Umas das particularidades do nativo brasileiro, e que talvez pode ser o ponto de partida a considerar para fins se criar uma razão propriamente tupiniquim, é o nosso jeito piadístico, descontraído e bem-humorado, ao contrário de outros povos, que são sérios no trato com os demais. Porém, o autor dá a entender que, ao se fazer graça de tudo e rir da própria desgraça, na verdade esse fato revela que a piada, em certos casos, funciona como um escapismo.

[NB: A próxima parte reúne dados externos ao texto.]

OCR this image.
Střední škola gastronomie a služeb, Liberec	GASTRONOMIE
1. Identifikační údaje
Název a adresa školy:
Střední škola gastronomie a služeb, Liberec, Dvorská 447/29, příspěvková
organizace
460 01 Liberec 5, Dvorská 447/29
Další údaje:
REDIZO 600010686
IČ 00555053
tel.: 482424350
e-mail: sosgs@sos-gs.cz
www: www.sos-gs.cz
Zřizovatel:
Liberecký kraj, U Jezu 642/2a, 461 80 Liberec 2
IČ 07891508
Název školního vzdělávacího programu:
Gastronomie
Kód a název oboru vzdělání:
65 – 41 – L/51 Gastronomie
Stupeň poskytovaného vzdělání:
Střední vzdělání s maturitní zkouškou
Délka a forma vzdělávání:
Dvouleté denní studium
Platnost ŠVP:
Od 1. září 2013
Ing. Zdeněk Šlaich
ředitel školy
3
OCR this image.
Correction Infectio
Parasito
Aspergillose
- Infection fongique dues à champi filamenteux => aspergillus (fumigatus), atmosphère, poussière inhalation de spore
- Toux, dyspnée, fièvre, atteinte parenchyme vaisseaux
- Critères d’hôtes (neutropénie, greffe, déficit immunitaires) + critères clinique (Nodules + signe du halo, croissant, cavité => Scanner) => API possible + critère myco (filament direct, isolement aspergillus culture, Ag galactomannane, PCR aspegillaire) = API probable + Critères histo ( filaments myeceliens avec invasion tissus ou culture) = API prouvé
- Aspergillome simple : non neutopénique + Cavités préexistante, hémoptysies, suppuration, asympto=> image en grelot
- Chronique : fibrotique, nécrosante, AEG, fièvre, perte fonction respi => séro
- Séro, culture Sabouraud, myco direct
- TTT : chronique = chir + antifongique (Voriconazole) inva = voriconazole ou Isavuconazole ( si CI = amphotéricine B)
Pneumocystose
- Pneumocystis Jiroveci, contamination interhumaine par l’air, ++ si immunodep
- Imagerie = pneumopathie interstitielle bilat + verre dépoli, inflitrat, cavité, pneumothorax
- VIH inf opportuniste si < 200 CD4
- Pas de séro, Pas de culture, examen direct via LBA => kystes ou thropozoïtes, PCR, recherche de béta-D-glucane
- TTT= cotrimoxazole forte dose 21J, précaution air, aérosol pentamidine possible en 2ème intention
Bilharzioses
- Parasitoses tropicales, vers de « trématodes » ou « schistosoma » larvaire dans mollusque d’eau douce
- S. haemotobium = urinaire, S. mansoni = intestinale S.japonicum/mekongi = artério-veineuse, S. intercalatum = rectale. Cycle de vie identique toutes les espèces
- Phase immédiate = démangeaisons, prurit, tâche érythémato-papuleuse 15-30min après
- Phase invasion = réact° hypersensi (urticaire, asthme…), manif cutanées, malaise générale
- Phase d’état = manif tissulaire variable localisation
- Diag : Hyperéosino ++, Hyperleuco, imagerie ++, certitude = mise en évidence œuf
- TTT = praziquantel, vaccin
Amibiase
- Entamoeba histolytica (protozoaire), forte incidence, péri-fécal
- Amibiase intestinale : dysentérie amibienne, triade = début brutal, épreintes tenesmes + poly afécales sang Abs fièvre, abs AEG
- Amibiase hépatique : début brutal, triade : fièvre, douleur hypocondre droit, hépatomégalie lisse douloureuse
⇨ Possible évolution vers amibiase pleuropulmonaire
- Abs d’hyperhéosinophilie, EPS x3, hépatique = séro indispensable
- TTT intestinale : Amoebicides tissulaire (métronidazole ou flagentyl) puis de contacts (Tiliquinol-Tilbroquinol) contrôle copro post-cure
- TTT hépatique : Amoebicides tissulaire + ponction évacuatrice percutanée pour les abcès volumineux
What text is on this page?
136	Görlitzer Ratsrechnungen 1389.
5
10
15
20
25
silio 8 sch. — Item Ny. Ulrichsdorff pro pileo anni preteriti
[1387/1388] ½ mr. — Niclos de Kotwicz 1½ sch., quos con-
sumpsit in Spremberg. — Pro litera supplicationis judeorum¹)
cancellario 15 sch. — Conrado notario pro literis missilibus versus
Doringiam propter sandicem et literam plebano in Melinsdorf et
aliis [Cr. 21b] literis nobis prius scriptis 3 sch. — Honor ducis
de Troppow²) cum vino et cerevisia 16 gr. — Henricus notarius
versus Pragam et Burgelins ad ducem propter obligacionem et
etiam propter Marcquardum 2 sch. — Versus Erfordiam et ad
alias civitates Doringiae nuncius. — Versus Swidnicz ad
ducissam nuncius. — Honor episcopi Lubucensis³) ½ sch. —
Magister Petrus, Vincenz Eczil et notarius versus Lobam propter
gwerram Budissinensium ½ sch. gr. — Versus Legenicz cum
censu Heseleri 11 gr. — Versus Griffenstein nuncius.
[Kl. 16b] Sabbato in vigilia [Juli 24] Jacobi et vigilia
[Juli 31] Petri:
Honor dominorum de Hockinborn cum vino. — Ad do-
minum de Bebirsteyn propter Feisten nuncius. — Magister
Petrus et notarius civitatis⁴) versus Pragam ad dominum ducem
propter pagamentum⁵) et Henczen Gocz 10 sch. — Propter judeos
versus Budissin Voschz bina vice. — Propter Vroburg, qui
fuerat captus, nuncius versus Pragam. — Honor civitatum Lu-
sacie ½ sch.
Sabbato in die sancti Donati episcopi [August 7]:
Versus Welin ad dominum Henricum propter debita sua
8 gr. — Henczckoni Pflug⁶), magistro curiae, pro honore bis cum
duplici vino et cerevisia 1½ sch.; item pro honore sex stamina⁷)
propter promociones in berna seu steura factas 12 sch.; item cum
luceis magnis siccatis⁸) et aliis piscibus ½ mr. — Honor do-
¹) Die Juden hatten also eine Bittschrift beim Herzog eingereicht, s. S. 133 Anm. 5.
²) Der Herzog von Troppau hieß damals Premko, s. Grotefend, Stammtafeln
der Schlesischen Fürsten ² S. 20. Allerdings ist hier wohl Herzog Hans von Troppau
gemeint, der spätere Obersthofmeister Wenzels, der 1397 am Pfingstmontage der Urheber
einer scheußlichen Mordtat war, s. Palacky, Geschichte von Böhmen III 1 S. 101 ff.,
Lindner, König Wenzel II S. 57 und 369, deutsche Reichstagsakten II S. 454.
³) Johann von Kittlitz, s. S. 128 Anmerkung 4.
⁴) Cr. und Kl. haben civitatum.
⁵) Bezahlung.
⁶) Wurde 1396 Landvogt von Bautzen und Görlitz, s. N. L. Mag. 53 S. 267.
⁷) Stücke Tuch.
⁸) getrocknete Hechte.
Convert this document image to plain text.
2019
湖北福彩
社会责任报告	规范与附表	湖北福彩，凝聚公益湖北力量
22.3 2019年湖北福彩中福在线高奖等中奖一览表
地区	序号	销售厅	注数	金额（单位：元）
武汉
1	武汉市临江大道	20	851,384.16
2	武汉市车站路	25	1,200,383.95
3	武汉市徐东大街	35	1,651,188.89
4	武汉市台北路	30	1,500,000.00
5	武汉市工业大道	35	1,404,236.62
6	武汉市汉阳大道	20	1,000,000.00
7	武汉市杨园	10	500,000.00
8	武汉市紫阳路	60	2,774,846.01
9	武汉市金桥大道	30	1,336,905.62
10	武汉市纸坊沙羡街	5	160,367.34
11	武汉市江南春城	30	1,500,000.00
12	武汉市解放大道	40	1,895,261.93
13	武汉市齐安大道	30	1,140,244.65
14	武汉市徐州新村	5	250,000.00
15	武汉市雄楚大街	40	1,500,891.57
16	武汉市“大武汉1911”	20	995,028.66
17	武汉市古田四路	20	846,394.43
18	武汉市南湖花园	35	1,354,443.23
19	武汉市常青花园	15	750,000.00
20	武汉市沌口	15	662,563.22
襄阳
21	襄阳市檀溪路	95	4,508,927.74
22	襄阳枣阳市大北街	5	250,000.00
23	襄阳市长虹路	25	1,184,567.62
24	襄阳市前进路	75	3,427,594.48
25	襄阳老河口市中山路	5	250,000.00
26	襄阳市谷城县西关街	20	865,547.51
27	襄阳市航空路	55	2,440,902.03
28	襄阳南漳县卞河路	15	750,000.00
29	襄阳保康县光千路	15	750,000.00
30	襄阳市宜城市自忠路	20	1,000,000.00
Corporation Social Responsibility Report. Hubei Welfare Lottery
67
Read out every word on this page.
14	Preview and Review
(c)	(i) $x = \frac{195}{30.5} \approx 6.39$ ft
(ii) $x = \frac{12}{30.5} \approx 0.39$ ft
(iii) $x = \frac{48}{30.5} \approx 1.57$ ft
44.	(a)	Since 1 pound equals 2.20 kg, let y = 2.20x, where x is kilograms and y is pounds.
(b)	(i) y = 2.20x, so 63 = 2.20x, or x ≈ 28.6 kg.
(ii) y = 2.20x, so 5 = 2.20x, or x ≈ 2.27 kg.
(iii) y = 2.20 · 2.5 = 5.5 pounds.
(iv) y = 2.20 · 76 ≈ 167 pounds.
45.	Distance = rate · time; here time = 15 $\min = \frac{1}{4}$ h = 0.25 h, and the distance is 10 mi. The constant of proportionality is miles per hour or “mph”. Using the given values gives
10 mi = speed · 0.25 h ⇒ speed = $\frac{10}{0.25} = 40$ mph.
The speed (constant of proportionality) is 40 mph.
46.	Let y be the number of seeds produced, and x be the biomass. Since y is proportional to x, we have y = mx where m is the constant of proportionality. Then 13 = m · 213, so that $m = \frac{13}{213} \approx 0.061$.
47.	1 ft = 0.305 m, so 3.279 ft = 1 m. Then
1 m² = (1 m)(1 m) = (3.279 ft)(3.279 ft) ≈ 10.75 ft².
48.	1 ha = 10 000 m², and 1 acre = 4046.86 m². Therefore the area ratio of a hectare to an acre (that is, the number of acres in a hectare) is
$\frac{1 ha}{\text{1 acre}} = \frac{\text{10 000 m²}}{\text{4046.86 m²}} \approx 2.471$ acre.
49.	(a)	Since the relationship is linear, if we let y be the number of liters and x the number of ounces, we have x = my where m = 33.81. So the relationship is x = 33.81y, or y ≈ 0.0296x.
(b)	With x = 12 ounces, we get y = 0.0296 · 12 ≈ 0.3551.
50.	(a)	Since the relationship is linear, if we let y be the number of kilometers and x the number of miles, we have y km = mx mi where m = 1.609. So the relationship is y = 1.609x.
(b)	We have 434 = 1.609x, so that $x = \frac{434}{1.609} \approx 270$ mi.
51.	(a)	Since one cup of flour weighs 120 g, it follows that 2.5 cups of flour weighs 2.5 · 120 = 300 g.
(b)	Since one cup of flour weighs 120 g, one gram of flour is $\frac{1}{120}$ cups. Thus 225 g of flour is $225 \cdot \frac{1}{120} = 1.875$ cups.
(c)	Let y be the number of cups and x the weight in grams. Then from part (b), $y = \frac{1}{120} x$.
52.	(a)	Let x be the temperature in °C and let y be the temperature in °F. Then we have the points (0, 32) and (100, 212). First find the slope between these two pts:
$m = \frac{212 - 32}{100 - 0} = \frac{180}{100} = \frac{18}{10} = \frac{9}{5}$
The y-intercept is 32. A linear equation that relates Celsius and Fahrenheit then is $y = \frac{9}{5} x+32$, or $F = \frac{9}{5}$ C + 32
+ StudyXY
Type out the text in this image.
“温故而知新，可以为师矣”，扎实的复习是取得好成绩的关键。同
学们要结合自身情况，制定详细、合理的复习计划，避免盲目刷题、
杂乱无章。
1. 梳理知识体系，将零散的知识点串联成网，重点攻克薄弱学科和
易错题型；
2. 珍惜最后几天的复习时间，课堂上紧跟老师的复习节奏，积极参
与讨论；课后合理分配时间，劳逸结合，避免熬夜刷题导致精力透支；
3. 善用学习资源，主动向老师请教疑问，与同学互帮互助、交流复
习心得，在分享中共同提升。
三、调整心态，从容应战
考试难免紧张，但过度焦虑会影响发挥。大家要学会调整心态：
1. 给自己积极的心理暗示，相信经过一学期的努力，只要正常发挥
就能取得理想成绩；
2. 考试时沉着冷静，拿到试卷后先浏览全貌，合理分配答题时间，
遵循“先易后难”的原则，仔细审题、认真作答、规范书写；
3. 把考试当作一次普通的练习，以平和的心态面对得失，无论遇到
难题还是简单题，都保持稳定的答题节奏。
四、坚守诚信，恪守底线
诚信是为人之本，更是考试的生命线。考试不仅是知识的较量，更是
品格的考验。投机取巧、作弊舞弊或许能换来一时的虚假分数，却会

A propósito, veja-se a citação retirada da obra, onde o riso é questionado como "uma saudável maneira de suportar um existir humilhado". Nesse particular, sempre é constante o risco da piada generalizada nos conduzir à alienação, à falta de senso crítico e ao conformismo. E pior: a ausência de uma atitude crítica perante os acontecimentos, verificável no estereótipo do cidadão brasileiro, é um dos principais fatores que nos impede de termos um posicionamento mais realista do mundo e, por conseqüência, mais crítico. Assim, "eis o que impede seja criada entre nós uma atitude tipicamente brasileira ao nível da reflexão crítica".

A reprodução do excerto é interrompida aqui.